Column: Loyola needs place for debate
Published: Thursday, March 15, 2012
Updated: Thursday, March 15, 2012 10:03
People often call me contrarian. While not meant as a compliment, I embrace the title. I enjoy debate if only for debate’s sake. I like arguing, but I like winning arguments more. I’m also willing to defend the practice of intellectual disagreement as an effective method of learning and theoretical development beyond a cheap adrenaline rush.
Competition can be beneficial and even necessary for improvement and innovation to occur. Charles Darwin’s theory of evolution explains well the functional but messy process of adaptation in the biophysical world. Animals do not develop functional traits and strategies spontaneously. Competitive survival and sexual selection filter populations geared for surviving particular circumstances.
Political economist Joseph Schumpeter described market economies similarly. New technologies are not always and everywhere welfare enhancing. They tend to cause “gales of creative destruction.” Old products and practices go bankrupt, leaving room for new and more value-generative forms.
Thomas Kuhn suggested a similar framework for understanding the process of scientific knowledge. Paradigms do not linearly progress when uncontested. Science is revolutionary and sometimes revolutions hurt.
Aside from being enjoyable for contrarians like myself, the battle of ideas is a necessary component for the improved quality of ideas. When one’s beliefs are under attack, weaknesses in the chain of logic get exposed. These are teachable moments.
So why are there so few debates on campus? I don’t mean to imply a flaw in our university’s culture. It could simply be that many have forgotten or ignore the beneficial role of competition.
I invite readers to think through a basic hypothetical comparison. On the one hand, imagine a university where faculty members only organize events and programs to express solidarity and commitment to agreed-upon topics. How does learning occur in this process? What sorts of ideas get expressed? How do changes occur, and how are intellectual innovations encouraged? What level of enthusiasm motivates students and faculty to pursue intellectual curiosity?

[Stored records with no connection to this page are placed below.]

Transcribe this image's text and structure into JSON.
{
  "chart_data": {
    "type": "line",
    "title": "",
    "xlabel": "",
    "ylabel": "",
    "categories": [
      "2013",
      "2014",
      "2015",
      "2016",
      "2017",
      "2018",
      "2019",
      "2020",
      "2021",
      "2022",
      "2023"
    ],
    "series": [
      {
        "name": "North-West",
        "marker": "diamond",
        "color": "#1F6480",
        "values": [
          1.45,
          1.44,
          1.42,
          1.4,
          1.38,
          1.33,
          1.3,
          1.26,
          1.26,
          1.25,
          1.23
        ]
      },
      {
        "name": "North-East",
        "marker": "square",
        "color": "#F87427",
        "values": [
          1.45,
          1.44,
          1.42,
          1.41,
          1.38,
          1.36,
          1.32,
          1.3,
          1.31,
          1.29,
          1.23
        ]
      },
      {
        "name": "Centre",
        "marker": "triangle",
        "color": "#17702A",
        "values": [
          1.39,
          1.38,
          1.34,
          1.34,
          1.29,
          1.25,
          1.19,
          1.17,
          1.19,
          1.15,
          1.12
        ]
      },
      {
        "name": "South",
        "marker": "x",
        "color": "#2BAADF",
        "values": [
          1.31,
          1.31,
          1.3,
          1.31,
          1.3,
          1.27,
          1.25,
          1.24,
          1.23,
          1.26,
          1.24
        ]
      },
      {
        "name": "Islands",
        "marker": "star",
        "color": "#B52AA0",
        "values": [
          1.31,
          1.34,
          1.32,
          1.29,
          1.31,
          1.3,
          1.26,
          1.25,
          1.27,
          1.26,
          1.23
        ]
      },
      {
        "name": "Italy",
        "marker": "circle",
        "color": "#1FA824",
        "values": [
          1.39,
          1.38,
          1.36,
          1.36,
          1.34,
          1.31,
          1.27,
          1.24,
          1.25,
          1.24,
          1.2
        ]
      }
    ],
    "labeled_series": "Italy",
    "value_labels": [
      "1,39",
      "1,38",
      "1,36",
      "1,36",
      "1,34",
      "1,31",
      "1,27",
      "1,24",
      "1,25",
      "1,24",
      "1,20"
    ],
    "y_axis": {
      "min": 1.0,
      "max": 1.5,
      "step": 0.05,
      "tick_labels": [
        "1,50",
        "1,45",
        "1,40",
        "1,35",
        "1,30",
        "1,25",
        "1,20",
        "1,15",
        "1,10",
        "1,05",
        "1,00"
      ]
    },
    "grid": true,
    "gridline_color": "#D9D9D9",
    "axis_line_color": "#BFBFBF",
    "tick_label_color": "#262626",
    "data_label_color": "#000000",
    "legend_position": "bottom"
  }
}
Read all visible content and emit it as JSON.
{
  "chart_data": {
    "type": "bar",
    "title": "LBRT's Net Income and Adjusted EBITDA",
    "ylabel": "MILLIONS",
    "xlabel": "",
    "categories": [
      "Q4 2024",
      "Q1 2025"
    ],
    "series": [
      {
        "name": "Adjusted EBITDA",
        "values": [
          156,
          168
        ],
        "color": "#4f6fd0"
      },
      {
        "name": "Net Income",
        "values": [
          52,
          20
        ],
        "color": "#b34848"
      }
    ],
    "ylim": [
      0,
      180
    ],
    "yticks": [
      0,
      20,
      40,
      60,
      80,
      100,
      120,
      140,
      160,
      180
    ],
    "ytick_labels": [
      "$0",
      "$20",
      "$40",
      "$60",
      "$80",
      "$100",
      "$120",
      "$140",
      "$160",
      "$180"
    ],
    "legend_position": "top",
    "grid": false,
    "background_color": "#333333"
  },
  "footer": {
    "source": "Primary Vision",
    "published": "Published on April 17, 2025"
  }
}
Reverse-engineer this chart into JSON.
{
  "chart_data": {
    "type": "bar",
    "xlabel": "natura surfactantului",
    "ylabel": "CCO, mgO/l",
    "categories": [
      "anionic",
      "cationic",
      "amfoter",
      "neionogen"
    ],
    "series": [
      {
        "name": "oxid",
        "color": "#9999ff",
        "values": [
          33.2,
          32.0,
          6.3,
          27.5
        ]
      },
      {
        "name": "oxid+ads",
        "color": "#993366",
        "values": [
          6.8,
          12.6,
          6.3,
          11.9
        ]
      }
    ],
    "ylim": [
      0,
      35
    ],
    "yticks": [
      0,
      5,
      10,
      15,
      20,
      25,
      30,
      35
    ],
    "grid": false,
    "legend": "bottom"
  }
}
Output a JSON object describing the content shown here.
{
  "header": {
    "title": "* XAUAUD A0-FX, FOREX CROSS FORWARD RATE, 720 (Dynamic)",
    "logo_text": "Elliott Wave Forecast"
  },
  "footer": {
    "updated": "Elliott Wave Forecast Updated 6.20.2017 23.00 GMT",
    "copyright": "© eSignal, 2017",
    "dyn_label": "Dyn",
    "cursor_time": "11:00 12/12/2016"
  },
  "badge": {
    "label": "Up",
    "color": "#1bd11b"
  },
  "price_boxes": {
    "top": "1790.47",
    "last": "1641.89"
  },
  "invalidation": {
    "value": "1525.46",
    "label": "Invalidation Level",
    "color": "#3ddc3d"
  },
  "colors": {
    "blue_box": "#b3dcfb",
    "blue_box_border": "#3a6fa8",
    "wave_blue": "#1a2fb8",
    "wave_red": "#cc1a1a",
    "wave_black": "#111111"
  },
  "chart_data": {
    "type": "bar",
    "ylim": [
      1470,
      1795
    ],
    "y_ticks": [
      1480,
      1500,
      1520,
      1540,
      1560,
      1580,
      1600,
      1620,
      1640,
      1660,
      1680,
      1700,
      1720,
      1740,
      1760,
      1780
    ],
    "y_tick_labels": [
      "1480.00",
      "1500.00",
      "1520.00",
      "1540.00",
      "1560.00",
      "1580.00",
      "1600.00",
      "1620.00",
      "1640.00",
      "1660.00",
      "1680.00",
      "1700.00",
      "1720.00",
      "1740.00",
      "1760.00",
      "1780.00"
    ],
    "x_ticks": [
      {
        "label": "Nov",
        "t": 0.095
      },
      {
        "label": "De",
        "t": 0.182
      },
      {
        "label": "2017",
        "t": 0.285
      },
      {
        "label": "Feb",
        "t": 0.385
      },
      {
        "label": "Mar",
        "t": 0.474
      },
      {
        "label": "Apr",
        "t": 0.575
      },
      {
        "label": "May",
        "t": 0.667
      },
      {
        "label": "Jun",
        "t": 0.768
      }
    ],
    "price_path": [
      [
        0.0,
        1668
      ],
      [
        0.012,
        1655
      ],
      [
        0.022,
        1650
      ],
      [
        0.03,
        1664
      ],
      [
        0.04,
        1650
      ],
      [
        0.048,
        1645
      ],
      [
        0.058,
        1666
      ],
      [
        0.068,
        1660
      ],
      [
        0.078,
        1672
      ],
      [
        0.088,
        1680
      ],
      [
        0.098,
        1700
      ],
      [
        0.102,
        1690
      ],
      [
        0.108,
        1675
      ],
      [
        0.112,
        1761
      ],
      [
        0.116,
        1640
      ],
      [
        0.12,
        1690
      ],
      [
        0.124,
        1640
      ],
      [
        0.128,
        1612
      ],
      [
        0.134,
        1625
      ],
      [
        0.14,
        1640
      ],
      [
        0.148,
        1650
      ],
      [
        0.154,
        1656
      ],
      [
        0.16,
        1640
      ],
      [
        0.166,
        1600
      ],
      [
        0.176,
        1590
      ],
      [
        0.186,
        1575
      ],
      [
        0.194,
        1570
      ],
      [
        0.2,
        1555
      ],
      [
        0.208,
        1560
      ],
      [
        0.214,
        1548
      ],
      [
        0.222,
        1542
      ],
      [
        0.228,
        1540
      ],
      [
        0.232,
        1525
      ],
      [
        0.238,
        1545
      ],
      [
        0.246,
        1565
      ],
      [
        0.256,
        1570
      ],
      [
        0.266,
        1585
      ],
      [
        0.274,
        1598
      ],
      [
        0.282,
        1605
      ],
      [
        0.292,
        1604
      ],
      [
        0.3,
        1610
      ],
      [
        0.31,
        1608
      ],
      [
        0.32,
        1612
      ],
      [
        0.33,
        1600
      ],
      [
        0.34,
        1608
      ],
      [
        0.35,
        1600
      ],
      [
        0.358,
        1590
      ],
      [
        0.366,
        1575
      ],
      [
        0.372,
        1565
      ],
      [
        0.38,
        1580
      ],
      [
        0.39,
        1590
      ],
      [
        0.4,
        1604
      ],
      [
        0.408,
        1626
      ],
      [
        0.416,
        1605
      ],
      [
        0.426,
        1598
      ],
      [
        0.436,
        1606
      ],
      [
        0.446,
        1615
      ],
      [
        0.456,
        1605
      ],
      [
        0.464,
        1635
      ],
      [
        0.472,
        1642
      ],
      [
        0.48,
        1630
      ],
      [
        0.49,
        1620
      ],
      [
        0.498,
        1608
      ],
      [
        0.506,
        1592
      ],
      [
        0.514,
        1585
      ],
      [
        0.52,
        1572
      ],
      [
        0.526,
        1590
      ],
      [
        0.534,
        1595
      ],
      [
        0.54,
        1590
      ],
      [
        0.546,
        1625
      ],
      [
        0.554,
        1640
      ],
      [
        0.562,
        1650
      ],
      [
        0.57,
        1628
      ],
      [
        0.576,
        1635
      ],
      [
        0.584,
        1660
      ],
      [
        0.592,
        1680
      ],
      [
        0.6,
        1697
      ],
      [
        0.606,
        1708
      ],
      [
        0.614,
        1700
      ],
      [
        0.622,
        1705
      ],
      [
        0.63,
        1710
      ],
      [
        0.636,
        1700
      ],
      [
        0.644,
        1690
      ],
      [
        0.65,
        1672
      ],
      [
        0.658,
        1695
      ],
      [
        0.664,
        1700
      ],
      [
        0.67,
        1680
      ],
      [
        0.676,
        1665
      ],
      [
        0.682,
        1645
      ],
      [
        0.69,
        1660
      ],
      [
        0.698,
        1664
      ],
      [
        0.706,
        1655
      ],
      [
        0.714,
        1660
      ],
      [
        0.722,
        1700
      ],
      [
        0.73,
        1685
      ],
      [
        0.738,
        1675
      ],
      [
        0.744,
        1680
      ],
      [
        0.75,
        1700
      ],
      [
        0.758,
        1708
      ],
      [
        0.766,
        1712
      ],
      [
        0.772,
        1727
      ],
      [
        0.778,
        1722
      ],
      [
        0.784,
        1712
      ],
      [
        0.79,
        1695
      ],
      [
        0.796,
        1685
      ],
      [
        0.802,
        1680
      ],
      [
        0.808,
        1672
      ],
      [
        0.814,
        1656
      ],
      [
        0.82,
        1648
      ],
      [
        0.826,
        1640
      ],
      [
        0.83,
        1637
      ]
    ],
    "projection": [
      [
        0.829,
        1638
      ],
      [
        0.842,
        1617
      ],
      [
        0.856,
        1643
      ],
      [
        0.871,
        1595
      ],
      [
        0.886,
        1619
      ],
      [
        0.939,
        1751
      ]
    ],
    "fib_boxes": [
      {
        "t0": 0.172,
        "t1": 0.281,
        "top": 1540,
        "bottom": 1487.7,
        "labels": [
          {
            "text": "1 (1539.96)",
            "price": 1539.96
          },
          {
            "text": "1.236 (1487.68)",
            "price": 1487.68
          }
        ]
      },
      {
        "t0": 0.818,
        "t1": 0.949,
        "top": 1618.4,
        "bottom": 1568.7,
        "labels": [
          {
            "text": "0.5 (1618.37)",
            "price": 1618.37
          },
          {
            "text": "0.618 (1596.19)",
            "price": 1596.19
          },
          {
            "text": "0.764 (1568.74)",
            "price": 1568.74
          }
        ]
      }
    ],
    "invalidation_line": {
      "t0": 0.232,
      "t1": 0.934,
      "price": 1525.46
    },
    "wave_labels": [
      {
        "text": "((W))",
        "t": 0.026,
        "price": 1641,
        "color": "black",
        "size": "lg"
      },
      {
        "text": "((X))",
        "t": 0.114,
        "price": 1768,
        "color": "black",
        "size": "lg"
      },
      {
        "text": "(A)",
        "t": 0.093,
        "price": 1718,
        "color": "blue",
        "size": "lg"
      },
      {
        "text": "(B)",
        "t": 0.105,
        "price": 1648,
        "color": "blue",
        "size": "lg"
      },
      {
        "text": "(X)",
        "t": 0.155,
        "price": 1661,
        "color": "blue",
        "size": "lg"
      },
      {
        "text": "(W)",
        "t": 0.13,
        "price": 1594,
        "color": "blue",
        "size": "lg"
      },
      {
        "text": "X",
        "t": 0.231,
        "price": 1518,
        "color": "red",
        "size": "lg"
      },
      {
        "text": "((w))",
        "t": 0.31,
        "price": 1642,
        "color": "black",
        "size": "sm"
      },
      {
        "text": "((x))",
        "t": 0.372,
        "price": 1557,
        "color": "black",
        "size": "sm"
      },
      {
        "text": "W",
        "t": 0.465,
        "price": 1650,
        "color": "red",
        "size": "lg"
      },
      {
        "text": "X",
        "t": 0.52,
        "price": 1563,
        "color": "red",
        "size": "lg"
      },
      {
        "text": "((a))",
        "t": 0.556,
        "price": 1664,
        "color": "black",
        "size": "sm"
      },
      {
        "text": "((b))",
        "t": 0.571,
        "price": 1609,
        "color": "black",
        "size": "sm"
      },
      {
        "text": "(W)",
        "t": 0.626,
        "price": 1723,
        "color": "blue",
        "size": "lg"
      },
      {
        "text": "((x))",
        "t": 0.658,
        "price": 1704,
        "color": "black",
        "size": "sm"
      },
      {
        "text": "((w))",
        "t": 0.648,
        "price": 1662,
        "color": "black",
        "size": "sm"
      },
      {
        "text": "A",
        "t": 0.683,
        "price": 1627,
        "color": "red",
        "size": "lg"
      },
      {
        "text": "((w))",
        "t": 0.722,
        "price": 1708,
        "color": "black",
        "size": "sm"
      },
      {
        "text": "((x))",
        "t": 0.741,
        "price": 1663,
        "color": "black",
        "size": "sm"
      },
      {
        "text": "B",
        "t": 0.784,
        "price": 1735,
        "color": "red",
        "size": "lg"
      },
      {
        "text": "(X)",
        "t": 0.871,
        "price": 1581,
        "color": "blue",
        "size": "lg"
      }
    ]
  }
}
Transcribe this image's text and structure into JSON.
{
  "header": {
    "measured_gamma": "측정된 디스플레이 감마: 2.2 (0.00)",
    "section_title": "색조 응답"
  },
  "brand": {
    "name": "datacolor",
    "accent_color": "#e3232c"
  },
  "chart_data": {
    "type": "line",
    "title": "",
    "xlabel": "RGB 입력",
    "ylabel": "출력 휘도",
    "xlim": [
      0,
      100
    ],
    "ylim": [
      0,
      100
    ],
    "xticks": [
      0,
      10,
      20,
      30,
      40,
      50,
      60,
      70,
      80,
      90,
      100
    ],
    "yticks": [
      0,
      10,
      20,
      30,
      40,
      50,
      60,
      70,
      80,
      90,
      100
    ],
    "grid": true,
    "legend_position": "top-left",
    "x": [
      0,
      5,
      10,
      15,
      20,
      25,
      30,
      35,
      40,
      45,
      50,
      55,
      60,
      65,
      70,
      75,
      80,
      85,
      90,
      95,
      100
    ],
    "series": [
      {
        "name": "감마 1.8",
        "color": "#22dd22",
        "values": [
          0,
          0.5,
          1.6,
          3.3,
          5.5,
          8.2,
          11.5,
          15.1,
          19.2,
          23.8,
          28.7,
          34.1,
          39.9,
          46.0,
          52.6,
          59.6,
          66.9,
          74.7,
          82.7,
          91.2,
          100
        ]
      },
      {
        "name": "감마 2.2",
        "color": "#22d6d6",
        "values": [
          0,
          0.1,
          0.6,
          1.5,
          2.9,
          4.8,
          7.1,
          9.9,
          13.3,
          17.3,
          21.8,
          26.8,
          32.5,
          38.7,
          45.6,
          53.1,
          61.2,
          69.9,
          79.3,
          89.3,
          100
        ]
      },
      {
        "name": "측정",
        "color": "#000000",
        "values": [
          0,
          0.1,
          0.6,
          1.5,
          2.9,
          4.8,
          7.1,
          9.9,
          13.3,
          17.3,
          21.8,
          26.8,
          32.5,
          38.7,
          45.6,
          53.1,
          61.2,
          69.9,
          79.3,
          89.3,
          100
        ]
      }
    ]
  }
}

Now imagine an opposite campus environment, perhaps to the extreme. What if faculty only organized formal events and programs surrounding issues of disagreement and conflict? What if the only intellectual presentations on campus were debates? Upon reflection, it seems that the cultural climate of the first university would serve as an obstacle to the potential of the latter. While the latter scenario is no guarantee to the quality of content, nor learning outcomes therein, it at least does not preclude solidarity or agreement.
But, the latter seems a difficult circumstance to cultivate. It would require a committed culture of intellectual tolerance. Faculty would have to engage rather than dismiss intellectual opposition. They would have to take charitable interpretations of their opponents and remain polite and courteous to the identity of individuals who hold contrary positions. Good people often believe bad ideas. Open intellectualism requires a clear and continual separation between ideas and identities. Sometimes our humanity stands in the way of our understanding the human condition.
Again, I am uncertain which particular conditions have led to low levels of debate on our campus, but I am eager to make strides towards improvement. While various opportunities abound for faculty and students to express solidarity and agreement on key social topics, few opportunities exist for the expression of competing opinions.
Loyola hosts no student organization specifically dedicated to the art of debate. Thus far this academic year, Loyola Students for Civic Engagement relegated itself to a “panel discussion” on the topic of condom and contraceptive distribution at Loyola. For time constraints, students were limited from asking questions. Faculty members slotted to debate the causes of wage disparity between men and women respectfully cancelled their event. In my view, these teachable moments were missed opportunities. As faculty moderator of the economics club, I would like to offer the organization’s calendar as an open and continual opportunity for any motivated faculty or students seeking a forum to debate any topic or issues of social relevance.